Rush, an economics professor who has racked up more than 30 teaching awards since coming to UF in 1982, passes up no opportunity bring up his colleague’s flattering remarks. “The college was incredibly generous to give me that award — and so foolish. Thomas knows what it’s done for my ego,” Rush said.

“I’m paying the real price here,” Knight, a lecturer at UF since 2014, replied.

Beneath their repartee is a steadfast working relationship that began when Knight served as Rush’s teaching assistant while a PhD student. Today, they’re united by a common cause: teaching introductory economics courses to classes that exceed 1,000 students, most of whom watch the lectures online. While they bounce ideas off each other, the two also compete to out-score each other on student evaluations. Adding yet another layer to their relationship, Knight was recently appointed to a full term as department chair, effectively making him Rush’s “boss.”

Their massive audiences have meant that the two are often recognized on campus.

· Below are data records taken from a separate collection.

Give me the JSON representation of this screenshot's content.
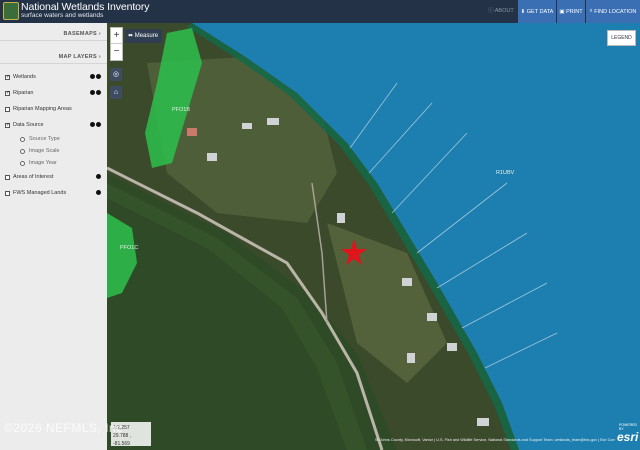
{
  "header": {
    "title": "National Wetlands Inventory",
    "subtitle": "surface waters and wetlands",
    "about": "ABOUT",
    "get_data": "GET DATA",
    "print": "PRINT",
    "find_location": "FIND LOCATION"
  },
  "sidebar": {
    "basemaps": "BASEMAPS",
    "map_layers": "MAP LAYERS",
    "layers": {
      "wetlands": {
        "label": "Wetlands",
        "checked": true
      },
      "riparian": {
        "label": "Riparian",
        "checked": true
      },
      "riparian_mapping": {
        "label": "Riparian Mapping Areas",
        "checked": false
      },
      "data_source": {
        "label": "Data Source",
        "checked": true
      },
      "source_type": "Source Type",
      "image_scale": "Image Scale",
      "image_year": "Image Year",
      "areas_of_interest": {
        "label": "Areas of Interest",
        "checked": false
      },
      "fws_managed": {
        "label": "FWS Managed Lands",
        "checked": false
      }
    }
  },
  "map": {
    "measure": "Measure",
    "legend": "LEGEND",
    "labels": {
      "pfo1b": "PFO1B",
      "pfo1c": "PFO1C",
      "r1ubv": "R1UBV"
    },
    "coords": {
      "scale": "1:2,257",
      "latlon": "29.788 , -81.569"
    },
    "attribution": "St Johns County, Microsoft, Vantor | U.S. Fish and Wildlife Service, National Standards and Support Team, wetlands_team@fws.gov | Esri Com...",
    "powered_by": "POWERED BY",
    "esri": "esri"
  },
  "watermark": "©2026 NEFMLS, Inc",
  "colors": {
    "header_bg": "#243247",
    "button_blue": "#3b6fb3",
    "water": "#1d7fb0",
    "wetland_green": "#2dbf4d",
    "marker_red": "#e0141b"
  }
}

In a joint interview, Rush and Knight talked about engaging students in large online classes, their local fame and what motivates them as teachers.

How do you engage students in such large classes, with most of them watching online?

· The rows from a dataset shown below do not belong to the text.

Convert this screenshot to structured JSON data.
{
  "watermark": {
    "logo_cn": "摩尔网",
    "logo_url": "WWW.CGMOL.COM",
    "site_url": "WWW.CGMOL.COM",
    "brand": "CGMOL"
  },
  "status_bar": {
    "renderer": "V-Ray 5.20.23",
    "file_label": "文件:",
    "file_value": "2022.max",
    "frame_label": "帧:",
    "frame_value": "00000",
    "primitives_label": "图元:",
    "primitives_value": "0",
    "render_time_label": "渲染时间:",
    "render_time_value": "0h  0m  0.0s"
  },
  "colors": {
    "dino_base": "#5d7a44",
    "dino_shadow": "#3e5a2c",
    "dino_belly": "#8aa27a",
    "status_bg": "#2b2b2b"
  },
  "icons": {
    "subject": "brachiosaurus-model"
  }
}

Thomas Knight: From a content perspective, I don’t think it’s any different. My goal is to replicate the small section, face-to-face environment the best I can — to deliver the same high-quality, rigorous course.

Mark Rush: I don’t treat it any differently, either. I’m always begging the students for questions. Sometimes I’ve got to buy a question with a quarter. Thomas will never let me submit that as an expense request.

TK: Everyone needs a reason to hate their boss, Mark.

My husband (Horticultural Sciences Lecturer Gerardo Nuñez) teaches a lot of online courses, and he goes out of his way to be very poised and professional. I take the opposite approach: I go out of my way to use silly and self-deprecating examples, to make students feel they can relate to the material.

MR: If you can make the courses more humorous, the students are more likely to watch the courses, and if they watch the courses, they’re going to be learning.

Does teaching about a third of all incoming freshmen give you any extra sense of responsibility?

TK: We really go out of our way to connect students at UF with resources beyond economics: the career center, study abroad, master’s programs and entrepreneurship. We can bring in visitors to give short presentations to a huge audience, and both of us take huge advantage of that.

MR: If you teach these big classes, there are thousands of people who know who you are. It means you have to behave in public.

For four or five years my classes were on Cox cable, and everyone knew who I was. I was once in Sam’s Club — at the time I was in my mid-40s — and a woman significantly older than I was came running up and started hugging me and telling me that I was her favorite show on TV. I did not know this was my target audience.

Thomas, you’ve called Mark a mentor. What have you learned from him?

TK: I’ll say this: If you told any new PhD on the job market that they would be expected to teach 2,500 students in a large introductory class, they would be praying to get another offer. But after being Mark’s head grader, it never crossed my mind that this would be a problem.

MR: We were fortunate to be able to hire Thomas for these large classes. Frankly, that’s rebounded to my harm because he and I have competed twice for teaching awards, and he’s won both.

What motivates you to go above and beyond when it comes to teaching?

MR: For me, it’s comparably easy to make the class good or bad. And if I make it good, it frees up more time, because the chair doesn’t come by and yell at me.

I think it’s intrinsic in one’s personality. You could say, “Thomas, be a bad teacher,” and it’d be very difficult for him. You’d probably have to pay him something to make him into a bad teacher.

TK: We also both view the students as humans, who are paying a lot of money to go to college. They’re making some sacrifices to be here. Delivering a low-quality education seems like a pretty crappy thing to do them.

Mark, what was your reaction to winning the faculty award at the Evening of Excellence?

MR: I was very surprised and gratified. At first, I was dismayed because Thomas was going to be accompanying me. But then I learned he had to say nice things about me.